Another Democrat, Rep. Sherrod Brown, defeated then-Sen. Mike DeWine, the Republican incumbent. Brown ran as a populist that had the workingman and woman’s back.

So Democrats won their last sweeping state-level victory in Ohio with a deliberate working-class and culturally conservative appeal. Strickland lost his reelection in 2010 to John Kasich. He then fell flat in his 2016 bid for Senate. By that time, he had spent too much time in Washington, running the left-wing Center for American Progress. Gone was the pro-gun rights conservative Democrat; gone was his connection with the voters.

The voters had not changed. The Democratic Party most certainly had. The Republican Party changed, too, as it inherited so many of those disaffected conservative Democrats, many of whom had voted for former President Barack Obama twice.


In other words, back in the day, people such as pro-gun Democrats allowed Ohio voters to find candidates that had values closest to theirs and not worry about the party. Folks in Ohio like their guns, among other things.

As the Democratic Party continued to shift leftward, that became far more difficult. Being culturally conservative wasn’t really tolerated among Democratic voters. They wanted everyone to roll further and further to the Left, including their embracing of gun control.

That’s never been a winning strategy.

See, while gun-rights voters will straight up vote against someone for their position on gun control, gun control voters tend not to be driven by that particular issue. In other words, there’s generally far more benefit of being pro-Second Amendment than anti-Second Amendment. That’s especially true in a culturally conservative state like Ohio.

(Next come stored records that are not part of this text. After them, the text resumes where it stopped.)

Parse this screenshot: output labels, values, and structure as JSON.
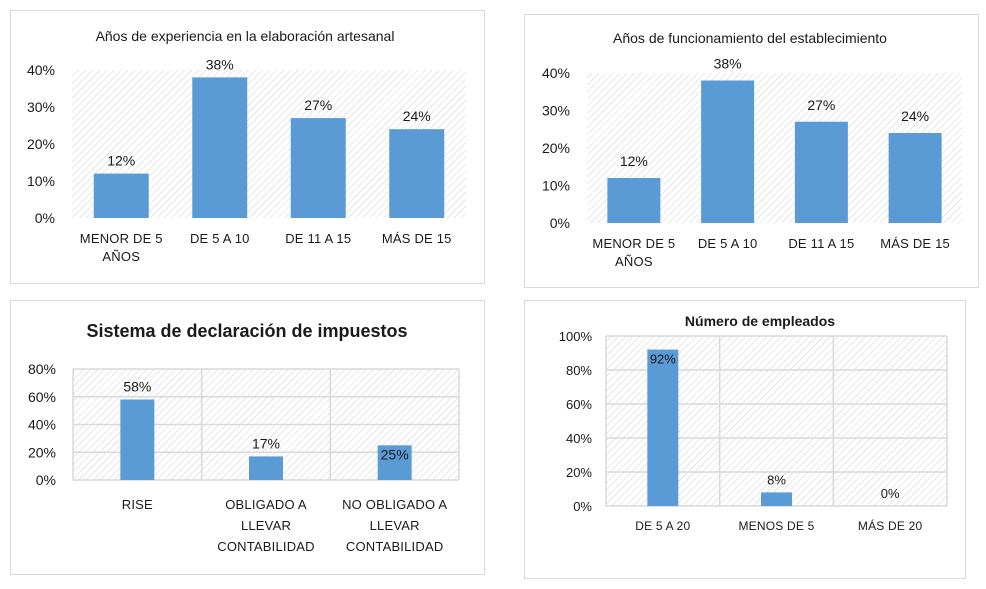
{
  "chart_data": [
    {
      "type": "bar",
      "title": "Años de experiencia en la elaboración artesanal",
      "categories": [
        [
          "MENOR DE 5",
          "AÑOS"
        ],
        [
          "DE 5 A 10"
        ],
        [
          "DE 11 A 15"
        ],
        [
          "MÁS DE 15"
        ]
      ],
      "values": [
        12,
        38,
        27,
        24
      ],
      "data_labels": [
        "12%",
        "38%",
        "27%",
        "24%"
      ],
      "yticks": [
        "0%",
        "10%",
        "20%",
        "30%",
        "40%"
      ],
      "ylim": [
        0,
        40
      ],
      "grid": false,
      "bar_color": "#5b9bd5",
      "background": "hatched"
    },
    {
      "type": "bar",
      "title": "Años de funcionamiento del establecimiento",
      "categories": [
        [
          "MENOR DE 5",
          "AÑOS"
        ],
        [
          "DE 5 A 10"
        ],
        [
          "DE 11 A 15"
        ],
        [
          "MÁS DE 15"
        ]
      ],
      "values": [
        12,
        38,
        27,
        24
      ],
      "data_labels": [
        "12%",
        "38%",
        "27%",
        "24%"
      ],
      "yticks": [
        "0%",
        "10%",
        "20%",
        "30%",
        "40%"
      ],
      "ylim": [
        0,
        40
      ],
      "grid": false,
      "bar_color": "#5b9bd5",
      "background": "hatched"
    },
    {
      "type": "bar",
      "title": "Sistema de declaración de impuestos",
      "categories": [
        [
          "RISE"
        ],
        [
          "OBLIGADO A",
          "LLEVAR",
          "CONTABILIDAD"
        ],
        [
          "NO OBLIGADO A",
          "LLEVAR",
          "CONTABILIDAD"
        ]
      ],
      "values": [
        58,
        17,
        25
      ],
      "data_labels": [
        "58%",
        "17%",
        "25%"
      ],
      "yticks": [
        "0%",
        "20%",
        "40%",
        "60%",
        "80%"
      ],
      "ylim": [
        0,
        80
      ],
      "grid": true,
      "bar_color": "#5b9bd5",
      "background": "hatched"
    },
    {
      "type": "bar",
      "title": "Número de empleados",
      "categories": [
        [
          "DE 5 A 20"
        ],
        [
          "MENOS DE 5"
        ],
        [
          "MÁS DE 20"
        ]
      ],
      "values": [
        92,
        8,
        0
      ],
      "data_labels": [
        "92%",
        "8%",
        "0%"
      ],
      "yticks": [
        "0%",
        "20%",
        "40%",
        "60%",
        "80%",
        "100%"
      ],
      "ylim": [
        0,
        100
      ],
      "grid": true,
      "bar_color": "#5b9bd5",
      "background": "hatched"
    }
  ]
}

While guns were clearly not the only issue, it was a key one. Again, folks in Ohio love their firearms. It’s part of why now-Governor Mike DeWine can’t get his relatively tame gun control proposal to go anywhere. Even as little as DeWine’s bill seeks to accomplish, it’s still more than Ohio lawmakers care to bother with.

And I believe we’re going to find that more and more states will be right behind Ohio. There’s only so much pandering to the furthest reaches of the left you can do before the rest of the country just says, “Screw it!” and turns on you, especially when it comes to a basic civil liberty.